About 900 doctors from all over the country attended the seventh National Holistic Health Conference which opened here on June 17. The conference was held in Gyan Sarovar, one of the country's most modern and aesthetically designed complexes. Organised by the Brahma Kumari World Spiritual University, which has its headquaters in this city, the conference was part of the diamond jubilee celebrations of the organisation. What the organisers here offered was the amalgamation of known medical techniques with the techniques of Raj Yoga meditation.

As Girish Patel, renowned psychiatrist and the organising secretary of the conference said, the concept of holistic health care includes not just diagnosis and medication, but the whole method of medical practice. "There is definite need for improving doctor-patient relationship, because that is vital in ensuring better cure," he said. Holistic health care, as Patel pointed out, includes preventive health practices, eventually leading towards "an elimination of the need for doctors". During the first two days, many doctors themselves admitted that medical practitioners have become exploitative. It is here that the organisation felt the need for doctors to practice meditation to improve upon their own human qualities and therefore, the quality of medical treatment.

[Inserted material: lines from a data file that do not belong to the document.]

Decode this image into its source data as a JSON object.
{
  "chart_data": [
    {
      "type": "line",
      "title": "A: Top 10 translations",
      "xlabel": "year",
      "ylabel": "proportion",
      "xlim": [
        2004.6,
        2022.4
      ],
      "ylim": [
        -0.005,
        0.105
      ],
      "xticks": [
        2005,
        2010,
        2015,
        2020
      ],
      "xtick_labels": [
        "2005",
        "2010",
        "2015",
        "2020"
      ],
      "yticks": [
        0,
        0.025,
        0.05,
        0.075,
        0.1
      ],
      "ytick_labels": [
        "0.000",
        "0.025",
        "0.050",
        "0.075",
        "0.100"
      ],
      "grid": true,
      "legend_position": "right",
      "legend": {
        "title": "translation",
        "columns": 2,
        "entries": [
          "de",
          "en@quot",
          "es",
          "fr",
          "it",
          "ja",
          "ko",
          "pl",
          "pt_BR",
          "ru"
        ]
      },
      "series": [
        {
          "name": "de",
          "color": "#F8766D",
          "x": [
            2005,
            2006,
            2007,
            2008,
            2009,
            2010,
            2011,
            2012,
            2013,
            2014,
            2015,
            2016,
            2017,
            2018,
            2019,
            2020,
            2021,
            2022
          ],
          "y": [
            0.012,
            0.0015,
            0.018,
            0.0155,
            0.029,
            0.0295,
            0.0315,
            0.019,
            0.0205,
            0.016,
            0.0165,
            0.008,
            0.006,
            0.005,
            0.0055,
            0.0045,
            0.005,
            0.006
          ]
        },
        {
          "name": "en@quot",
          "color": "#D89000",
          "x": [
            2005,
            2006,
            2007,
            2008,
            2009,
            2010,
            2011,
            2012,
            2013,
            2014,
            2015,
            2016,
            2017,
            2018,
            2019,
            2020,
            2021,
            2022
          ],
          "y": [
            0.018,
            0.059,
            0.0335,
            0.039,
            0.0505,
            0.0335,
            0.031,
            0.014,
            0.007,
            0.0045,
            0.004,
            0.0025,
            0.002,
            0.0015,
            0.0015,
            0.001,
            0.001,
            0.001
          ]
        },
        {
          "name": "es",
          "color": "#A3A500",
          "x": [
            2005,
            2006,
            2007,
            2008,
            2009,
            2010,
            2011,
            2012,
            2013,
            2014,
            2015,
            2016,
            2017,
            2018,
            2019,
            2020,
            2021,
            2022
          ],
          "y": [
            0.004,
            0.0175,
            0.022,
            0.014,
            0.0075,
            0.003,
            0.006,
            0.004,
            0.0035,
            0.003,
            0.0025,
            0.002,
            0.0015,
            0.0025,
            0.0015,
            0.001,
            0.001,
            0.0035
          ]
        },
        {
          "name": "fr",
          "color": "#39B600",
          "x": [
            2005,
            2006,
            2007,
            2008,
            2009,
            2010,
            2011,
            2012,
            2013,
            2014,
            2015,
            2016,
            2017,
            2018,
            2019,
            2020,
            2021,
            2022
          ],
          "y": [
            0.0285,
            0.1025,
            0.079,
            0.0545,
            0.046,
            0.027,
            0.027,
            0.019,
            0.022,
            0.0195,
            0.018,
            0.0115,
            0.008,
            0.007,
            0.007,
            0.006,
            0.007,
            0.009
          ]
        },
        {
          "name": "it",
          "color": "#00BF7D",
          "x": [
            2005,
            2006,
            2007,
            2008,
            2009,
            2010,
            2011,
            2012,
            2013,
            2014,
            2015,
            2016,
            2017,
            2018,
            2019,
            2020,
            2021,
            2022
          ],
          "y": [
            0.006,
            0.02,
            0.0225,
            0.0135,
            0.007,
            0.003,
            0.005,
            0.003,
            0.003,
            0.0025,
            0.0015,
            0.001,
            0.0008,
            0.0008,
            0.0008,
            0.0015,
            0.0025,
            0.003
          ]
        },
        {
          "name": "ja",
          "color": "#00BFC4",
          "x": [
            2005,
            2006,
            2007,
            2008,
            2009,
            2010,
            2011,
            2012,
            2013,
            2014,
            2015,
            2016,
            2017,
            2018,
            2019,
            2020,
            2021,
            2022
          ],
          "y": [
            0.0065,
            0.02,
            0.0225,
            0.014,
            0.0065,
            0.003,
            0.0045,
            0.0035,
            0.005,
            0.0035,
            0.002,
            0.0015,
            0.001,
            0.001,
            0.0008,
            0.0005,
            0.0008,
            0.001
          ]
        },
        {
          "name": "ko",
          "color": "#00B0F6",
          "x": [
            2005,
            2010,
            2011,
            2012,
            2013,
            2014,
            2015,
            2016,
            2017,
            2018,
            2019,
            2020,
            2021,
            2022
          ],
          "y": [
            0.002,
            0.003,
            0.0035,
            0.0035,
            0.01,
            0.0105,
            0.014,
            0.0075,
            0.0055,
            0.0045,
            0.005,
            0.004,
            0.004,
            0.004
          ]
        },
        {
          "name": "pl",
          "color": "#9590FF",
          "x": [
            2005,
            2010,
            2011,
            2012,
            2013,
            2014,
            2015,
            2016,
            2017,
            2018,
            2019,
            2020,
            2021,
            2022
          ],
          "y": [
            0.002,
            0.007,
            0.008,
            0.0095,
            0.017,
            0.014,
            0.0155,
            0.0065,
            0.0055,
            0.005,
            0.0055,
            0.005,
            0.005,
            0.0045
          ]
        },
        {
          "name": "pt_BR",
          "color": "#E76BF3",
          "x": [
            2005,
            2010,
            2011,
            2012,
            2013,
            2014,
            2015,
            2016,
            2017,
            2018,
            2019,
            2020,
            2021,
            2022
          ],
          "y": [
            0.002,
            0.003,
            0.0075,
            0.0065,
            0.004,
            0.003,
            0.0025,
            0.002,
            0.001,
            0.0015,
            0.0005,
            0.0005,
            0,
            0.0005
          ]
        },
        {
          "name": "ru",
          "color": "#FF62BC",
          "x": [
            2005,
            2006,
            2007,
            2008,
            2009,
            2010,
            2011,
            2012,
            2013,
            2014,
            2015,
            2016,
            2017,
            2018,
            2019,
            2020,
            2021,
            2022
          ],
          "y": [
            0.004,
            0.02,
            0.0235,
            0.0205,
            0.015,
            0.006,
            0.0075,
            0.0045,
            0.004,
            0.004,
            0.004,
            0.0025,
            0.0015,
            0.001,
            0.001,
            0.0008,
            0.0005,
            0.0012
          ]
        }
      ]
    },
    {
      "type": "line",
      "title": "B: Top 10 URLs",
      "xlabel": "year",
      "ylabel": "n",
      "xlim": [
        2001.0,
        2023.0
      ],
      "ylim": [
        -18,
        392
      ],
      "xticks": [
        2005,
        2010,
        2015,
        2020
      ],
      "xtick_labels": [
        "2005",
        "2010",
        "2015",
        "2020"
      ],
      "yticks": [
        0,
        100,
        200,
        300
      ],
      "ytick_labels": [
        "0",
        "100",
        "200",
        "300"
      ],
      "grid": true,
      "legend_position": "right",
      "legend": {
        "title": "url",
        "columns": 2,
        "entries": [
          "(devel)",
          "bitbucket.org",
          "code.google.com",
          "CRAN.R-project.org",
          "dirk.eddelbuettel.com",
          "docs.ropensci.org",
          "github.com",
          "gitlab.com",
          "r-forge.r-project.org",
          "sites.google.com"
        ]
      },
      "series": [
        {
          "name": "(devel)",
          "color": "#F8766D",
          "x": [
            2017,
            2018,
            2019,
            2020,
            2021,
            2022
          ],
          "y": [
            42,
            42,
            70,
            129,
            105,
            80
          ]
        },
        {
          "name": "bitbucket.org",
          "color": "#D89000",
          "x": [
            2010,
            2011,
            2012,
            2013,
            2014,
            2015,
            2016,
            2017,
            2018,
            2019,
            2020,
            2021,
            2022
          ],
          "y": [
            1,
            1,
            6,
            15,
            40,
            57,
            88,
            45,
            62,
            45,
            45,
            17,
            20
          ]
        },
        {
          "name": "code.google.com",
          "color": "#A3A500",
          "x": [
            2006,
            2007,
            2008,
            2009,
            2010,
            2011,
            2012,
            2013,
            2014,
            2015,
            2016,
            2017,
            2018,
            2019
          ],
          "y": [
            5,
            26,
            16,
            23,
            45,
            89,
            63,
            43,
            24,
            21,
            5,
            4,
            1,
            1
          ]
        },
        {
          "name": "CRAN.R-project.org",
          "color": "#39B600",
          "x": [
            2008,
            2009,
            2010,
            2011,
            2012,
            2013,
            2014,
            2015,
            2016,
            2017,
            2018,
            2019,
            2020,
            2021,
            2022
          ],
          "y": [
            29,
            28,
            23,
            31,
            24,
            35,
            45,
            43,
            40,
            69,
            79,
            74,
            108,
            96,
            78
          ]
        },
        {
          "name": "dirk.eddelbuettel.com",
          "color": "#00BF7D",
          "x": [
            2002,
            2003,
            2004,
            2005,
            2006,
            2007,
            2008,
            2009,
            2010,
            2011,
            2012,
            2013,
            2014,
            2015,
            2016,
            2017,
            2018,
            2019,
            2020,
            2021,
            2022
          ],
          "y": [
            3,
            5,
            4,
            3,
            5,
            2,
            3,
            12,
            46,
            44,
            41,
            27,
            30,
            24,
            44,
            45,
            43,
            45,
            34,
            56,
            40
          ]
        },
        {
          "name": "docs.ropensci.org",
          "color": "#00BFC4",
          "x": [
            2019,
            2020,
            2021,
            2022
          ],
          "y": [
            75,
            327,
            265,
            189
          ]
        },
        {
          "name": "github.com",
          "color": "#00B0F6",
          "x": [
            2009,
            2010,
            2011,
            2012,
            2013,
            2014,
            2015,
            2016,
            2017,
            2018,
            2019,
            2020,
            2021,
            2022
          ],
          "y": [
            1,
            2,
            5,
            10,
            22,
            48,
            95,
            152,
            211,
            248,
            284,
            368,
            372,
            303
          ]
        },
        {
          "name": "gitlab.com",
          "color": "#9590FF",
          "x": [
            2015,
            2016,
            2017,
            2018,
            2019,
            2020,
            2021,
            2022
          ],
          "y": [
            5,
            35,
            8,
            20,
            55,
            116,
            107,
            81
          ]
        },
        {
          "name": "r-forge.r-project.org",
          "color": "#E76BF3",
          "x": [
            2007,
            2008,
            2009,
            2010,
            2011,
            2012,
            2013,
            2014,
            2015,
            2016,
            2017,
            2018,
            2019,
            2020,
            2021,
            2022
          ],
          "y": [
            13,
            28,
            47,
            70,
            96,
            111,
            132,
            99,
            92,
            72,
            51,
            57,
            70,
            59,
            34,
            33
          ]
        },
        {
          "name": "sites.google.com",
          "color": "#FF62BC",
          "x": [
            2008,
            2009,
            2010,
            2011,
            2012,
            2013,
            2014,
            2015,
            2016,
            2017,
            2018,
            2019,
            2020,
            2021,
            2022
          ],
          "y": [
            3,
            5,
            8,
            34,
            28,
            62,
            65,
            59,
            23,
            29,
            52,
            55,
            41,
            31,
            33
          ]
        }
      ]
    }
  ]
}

"Meditation cannot replace traditional medicine, but it augments the latter's effects, and in some cases, even by itself becomes curative," Ashok Mehta, senior surgeon with the Tata Memorial Hospital, Mumbai, told DTE. The Global Health and Research Centre, a few kilometres from Gyan Sarovar is another institution run by the Brahma Kumaris and is doing pioneering research into the science of meditation. Documentation through state-of-the-art equipment, including multimedia, is establishing the psychophysiological impact of meditation, and literature linking spirituality and science is selling like hot cakes.